Notes et bibliographie

Photo de Terry Cavner.

1 Dans les grandes étendues d’eau, des vagues de houle sont générées dès lors que la vitesse du vent dépasse 0,5 m/s environ. Les crêtes de ces vagues se déplacent à peu près à la vitesse du vent qui les a générées, et dans la même direction. La théorie la plus simple de production de la houle (Faber, 1995, page 337) suggère que Photo de Terry Cavner. (pour une petite houle) les crêtes des vagues de houle se déplacent environ deux fois moins vite que le vent qui les a créées. Cependant, il a trouvé de manière empirique que plus le vent souffle longtemps, plus la longueur d’onde des vagues de houle qui sont présentes est grande, et plus leur vitesse est grande. La vitesse caractéristique dans les mers les plus creusées est presque exactement égale à la vitesse du vent 20 mètres au dessus de la surface de l’eau (Mollison, 1986).
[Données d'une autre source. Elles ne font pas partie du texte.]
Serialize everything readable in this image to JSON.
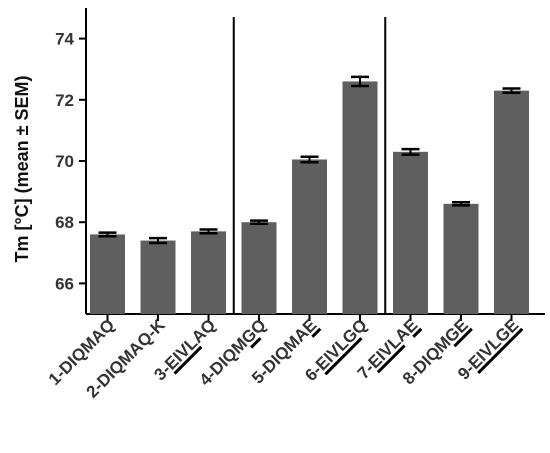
{
  "chart_data": {
    "type": "bar",
    "ylabel": "Tm [°C] (mean ± SEM)",
    "ylim": [
      65,
      75
    ],
    "yticks": [
      66,
      68,
      70,
      72,
      74
    ],
    "categories": [
      {
        "label": "1-DIQMAQ",
        "segments": [
          {
            "text": "1-DIQMAQ",
            "underline": false
          }
        ]
      },
      {
        "label": "2-DIQMAQ-K",
        "segments": [
          {
            "text": "2-DIQMAQ-K",
            "underline": false
          }
        ]
      },
      {
        "label": "3-EIVLAQ",
        "segments": [
          {
            "text": "3-",
            "underline": false
          },
          {
            "text": "EIVL",
            "underline": true
          },
          {
            "text": "AQ",
            "underline": false
          }
        ]
      },
      {
        "label": "4-DIQMGQ",
        "segments": [
          {
            "text": "4-DIQM",
            "underline": false
          },
          {
            "text": "G",
            "underline": true
          },
          {
            "text": "Q",
            "underline": false
          }
        ]
      },
      {
        "label": "5-DIQMAE",
        "segments": [
          {
            "text": "5-DIQMA",
            "underline": false
          },
          {
            "text": "E",
            "underline": true
          }
        ]
      },
      {
        "label": "6-EIVLGQ",
        "segments": [
          {
            "text": "6-",
            "underline": false
          },
          {
            "text": "EIVLG",
            "underline": true
          },
          {
            "text": "Q",
            "underline": false
          }
        ]
      },
      {
        "label": "7-EIVLAE",
        "segments": [
          {
            "text": "7-",
            "underline": false
          },
          {
            "text": "EIVL",
            "underline": true
          },
          {
            "text": "A",
            "underline": false
          },
          {
            "text": "E",
            "underline": true
          }
        ]
      },
      {
        "label": "8-DIQMGE",
        "segments": [
          {
            "text": "8-DIQM",
            "underline": false
          },
          {
            "text": "GE",
            "underline": true
          }
        ]
      },
      {
        "label": "9-EIVLGE",
        "segments": [
          {
            "text": "9-",
            "underline": false
          },
          {
            "text": "EIVLGE",
            "underline": true
          }
        ]
      }
    ],
    "values": [
      67.6,
      67.4,
      67.7,
      68.0,
      70.05,
      72.6,
      70.3,
      68.6,
      72.3
    ],
    "sem": [
      0.06,
      0.08,
      0.06,
      0.05,
      0.09,
      0.15,
      0.09,
      0.05,
      0.07
    ],
    "separators_after_index": [
      2,
      5
    ],
    "bar_color": "#5f5f5f",
    "grid": false,
    "legend": "none"
  }
}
2 La houle qui arrive sur la côte est des Îles Britanniques est généralement bien moins forte. Alors que la puissance de la houle à Lewis (Atlantique) est de 42 kW/m, les puissances sur les sites de la côte est sont : Peterhead : 4 kW/m ; Scarborough : 8 kW/m; Cromer : 5 kW/m. Source : Sinden (2005). Sinden indique que « la région de la mer du Nord souffre d’un environnement de houle de très faible énergie. »
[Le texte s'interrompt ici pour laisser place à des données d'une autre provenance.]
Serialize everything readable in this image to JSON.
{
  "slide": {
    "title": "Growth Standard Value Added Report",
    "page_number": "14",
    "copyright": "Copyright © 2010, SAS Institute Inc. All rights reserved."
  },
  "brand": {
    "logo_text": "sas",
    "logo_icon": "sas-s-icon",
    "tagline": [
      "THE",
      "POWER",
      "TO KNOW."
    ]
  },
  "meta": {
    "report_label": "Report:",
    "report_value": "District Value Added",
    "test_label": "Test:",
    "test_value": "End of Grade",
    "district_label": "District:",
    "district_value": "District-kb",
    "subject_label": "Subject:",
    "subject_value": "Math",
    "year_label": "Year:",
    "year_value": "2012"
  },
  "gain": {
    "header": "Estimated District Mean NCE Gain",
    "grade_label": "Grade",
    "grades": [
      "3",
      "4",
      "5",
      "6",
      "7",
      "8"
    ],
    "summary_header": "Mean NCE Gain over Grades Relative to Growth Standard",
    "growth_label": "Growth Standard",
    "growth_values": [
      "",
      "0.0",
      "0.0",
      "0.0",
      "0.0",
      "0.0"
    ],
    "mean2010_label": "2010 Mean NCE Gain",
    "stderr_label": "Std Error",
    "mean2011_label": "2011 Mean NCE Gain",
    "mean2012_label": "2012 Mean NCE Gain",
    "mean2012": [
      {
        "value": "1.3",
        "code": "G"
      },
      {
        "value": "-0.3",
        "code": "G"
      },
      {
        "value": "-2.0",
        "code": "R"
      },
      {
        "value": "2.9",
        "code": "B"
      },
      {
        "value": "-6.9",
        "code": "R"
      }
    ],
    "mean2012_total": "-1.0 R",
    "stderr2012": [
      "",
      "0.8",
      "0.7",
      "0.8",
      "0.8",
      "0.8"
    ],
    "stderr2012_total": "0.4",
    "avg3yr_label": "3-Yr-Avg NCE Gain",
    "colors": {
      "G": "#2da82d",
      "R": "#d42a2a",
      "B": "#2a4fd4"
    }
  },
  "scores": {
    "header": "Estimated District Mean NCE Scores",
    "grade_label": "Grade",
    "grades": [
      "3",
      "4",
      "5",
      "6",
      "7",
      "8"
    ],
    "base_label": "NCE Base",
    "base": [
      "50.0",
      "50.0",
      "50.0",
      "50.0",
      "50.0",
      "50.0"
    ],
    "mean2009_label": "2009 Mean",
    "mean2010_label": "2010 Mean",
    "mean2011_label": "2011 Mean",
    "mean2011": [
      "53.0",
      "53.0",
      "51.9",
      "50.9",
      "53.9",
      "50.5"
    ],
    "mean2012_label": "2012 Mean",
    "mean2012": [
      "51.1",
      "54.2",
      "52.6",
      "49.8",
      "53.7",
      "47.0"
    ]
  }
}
3 La puissance de la houle atlantique est d’environ 40 kW par mètre de littoral exposé. (Le chapitre F explique comment on peut faire une estimation de cette puissance à partir de quelques données sur les vagues.) Ce chiffre repose sur des bases solides provenant de la littérature scientifique sur la puissance de la houle dans l’Atlantique (Mollison et al., 1976; Mollison, 1986, 1991). Dans Mollison (1986), par exemple, on lit : « la ressource à large échelle de l’Atlantique nord-est, qui va de l’Islande au nord du Portugal, possède une ressource nette de 40 à 50 MW/km, dont 20 à 30 MW/km est potentiellement récupérable de manière économiquement rentable. » En tout point du large dans cet océan, on peut distinguer trois puissances par unité de longueur : la puissance totale qui passe par ce point dans toutes les directions (63 kW/m en moyenne sur les îles de Scilly, et 67 kW/m au large de Uist) ; la puissance nette captée par un collecteur directionnel qui est orienté dans la direction optimale (respectivement 47 kW/m et 45 kW/m) ; et la puissance par unité de littoral, qui prend en compte le décalage d’alignement entre l’orientation optimale d’un collecteur directionnel et celle du littoral (par exemple, au Portugal, l’orientation optimale fait face au nord-ouest alors que le littoral fait face à l’est).

4 En pratique, aucun système ne pourra réussir à absorber l’intégralité de cette puissance, et une partie de cette puissance sera inévitablement perdue durant la conversion de l’énergie mécanique en énergie électrique. La première machine à houle de Grande-Bretagne connectée au réseau électrique, le LIMPET au large de l’île écossaise d’Islay, fournit un exemple frappant de l’importance de ces pertes. Lorsque le LIMPET a été conçu, son rendement de conversion de l’énergie de la houle en puissance électrique dans le réseau avait été évalué à 48 %, et la production de puissance prévue était de 200 kW. Mais dans les faits, les pertes dans le dispositif de captage de l’énergie, les volants d’inertie et les composants électroniques ont réduit la production moyenne à seulement 21 kW — ce qui fait un rendement de conversion de seulement 10 % de l’énergie de la houle arrivant sur le site (Wavegen, 2002).